Mac-Morpho

Mac-Morpho is a corpus of Brazilian Portuguese texts annotated with part-of-speech tags. Its first version was released in 2003 [1], and since then, two revisions have been made in order to improve the quality of the resource [2, 3].

The corpus is available for download split into train, development and test sections. These are 76%, 4% and 20% of the corpus total, respectively (the reason for the unusual numbers is that the corpus was first split into 80%/20% train/test, and then 5% of the train section was set aside for development). This split was used in [3], and new POS tagging research with Mac-Morpho is encouraged to follow it in order to make consistent comparisons possible.
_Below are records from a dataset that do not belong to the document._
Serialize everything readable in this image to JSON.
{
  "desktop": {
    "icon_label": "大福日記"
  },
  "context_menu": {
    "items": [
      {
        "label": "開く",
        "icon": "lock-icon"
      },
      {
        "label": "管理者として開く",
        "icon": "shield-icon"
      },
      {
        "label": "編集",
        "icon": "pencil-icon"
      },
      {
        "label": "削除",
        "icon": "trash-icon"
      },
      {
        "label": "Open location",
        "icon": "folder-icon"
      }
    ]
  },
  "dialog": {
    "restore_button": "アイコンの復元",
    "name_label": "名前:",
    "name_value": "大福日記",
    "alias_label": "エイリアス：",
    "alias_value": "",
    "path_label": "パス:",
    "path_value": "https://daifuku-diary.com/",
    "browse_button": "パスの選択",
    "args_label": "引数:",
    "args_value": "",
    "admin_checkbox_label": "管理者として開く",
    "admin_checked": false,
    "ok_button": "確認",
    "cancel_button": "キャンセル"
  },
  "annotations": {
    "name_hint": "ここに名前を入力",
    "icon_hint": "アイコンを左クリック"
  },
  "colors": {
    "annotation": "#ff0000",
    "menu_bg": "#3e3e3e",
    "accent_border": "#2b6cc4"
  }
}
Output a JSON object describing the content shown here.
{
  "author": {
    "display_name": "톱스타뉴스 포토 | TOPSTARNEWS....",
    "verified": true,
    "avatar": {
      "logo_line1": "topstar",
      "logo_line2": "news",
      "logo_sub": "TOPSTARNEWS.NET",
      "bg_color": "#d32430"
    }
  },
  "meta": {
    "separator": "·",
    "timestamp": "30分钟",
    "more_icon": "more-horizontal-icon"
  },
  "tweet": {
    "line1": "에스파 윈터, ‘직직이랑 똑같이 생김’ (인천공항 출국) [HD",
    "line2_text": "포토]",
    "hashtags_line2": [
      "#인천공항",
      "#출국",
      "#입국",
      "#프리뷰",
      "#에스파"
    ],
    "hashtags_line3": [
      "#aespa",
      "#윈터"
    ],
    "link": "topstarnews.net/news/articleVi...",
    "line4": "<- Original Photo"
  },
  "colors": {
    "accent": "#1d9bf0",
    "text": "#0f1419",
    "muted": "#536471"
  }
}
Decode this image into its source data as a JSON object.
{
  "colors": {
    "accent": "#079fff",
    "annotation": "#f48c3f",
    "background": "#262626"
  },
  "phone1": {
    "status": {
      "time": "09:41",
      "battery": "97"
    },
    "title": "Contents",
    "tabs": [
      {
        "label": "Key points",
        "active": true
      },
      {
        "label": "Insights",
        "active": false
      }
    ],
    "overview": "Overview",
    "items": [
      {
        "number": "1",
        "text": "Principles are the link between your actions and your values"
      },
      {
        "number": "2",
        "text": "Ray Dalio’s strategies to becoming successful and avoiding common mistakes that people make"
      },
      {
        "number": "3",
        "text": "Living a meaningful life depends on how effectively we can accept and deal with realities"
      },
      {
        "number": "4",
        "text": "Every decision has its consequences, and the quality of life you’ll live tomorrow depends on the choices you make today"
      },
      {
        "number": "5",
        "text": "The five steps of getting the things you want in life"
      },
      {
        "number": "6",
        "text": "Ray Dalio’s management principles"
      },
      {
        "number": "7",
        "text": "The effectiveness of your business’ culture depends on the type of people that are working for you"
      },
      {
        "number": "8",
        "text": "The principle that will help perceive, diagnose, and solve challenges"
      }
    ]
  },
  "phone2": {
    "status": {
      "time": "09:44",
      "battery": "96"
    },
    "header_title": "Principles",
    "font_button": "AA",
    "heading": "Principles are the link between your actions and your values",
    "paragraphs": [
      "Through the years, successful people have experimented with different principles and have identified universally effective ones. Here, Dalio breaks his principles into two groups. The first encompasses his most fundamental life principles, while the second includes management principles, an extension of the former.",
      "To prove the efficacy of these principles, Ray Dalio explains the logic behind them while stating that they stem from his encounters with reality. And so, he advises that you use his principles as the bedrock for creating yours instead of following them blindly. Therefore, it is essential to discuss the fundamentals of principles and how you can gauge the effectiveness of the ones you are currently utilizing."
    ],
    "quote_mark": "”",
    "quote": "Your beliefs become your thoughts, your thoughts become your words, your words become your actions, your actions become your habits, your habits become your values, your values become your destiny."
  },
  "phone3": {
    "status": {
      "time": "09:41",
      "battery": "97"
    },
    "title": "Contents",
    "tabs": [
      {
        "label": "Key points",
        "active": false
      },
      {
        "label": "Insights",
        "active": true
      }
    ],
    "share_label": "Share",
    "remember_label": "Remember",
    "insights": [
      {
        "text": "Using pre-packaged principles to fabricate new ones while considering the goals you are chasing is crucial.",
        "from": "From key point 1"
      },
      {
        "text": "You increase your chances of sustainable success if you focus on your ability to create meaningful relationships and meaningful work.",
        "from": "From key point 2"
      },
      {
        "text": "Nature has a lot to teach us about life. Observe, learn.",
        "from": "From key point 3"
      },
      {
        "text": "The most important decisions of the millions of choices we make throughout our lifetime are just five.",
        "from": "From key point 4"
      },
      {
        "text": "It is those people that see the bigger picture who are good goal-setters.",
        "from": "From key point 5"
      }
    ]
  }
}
Disclaimer: Mac-Morpho versions 1, 2 and 3 are licensed under a Creative Commons Attribution 4.0 International License. This means you can distribute, remix, tweak, and build upon Mac-Morpho versions, even commercially, as long as you give us the credit for the original creation. Mac-Morpho License.

Revisions

The first main revision is described in [2], and consisted of two main parts: cleaning noise in the data and changing the tagset to include preposition contractions. The noise present in the original corpus was mainly in the form of sentences which were missing words and repeated sentences. Using a set of heuristics to detect impossible POS tag sequences, sentences with missing words were discarded from the corpus. Repeated sentences were also checked and removed. The use of preposition contractions avoids the need of a preprocessing step for splitting such tokens.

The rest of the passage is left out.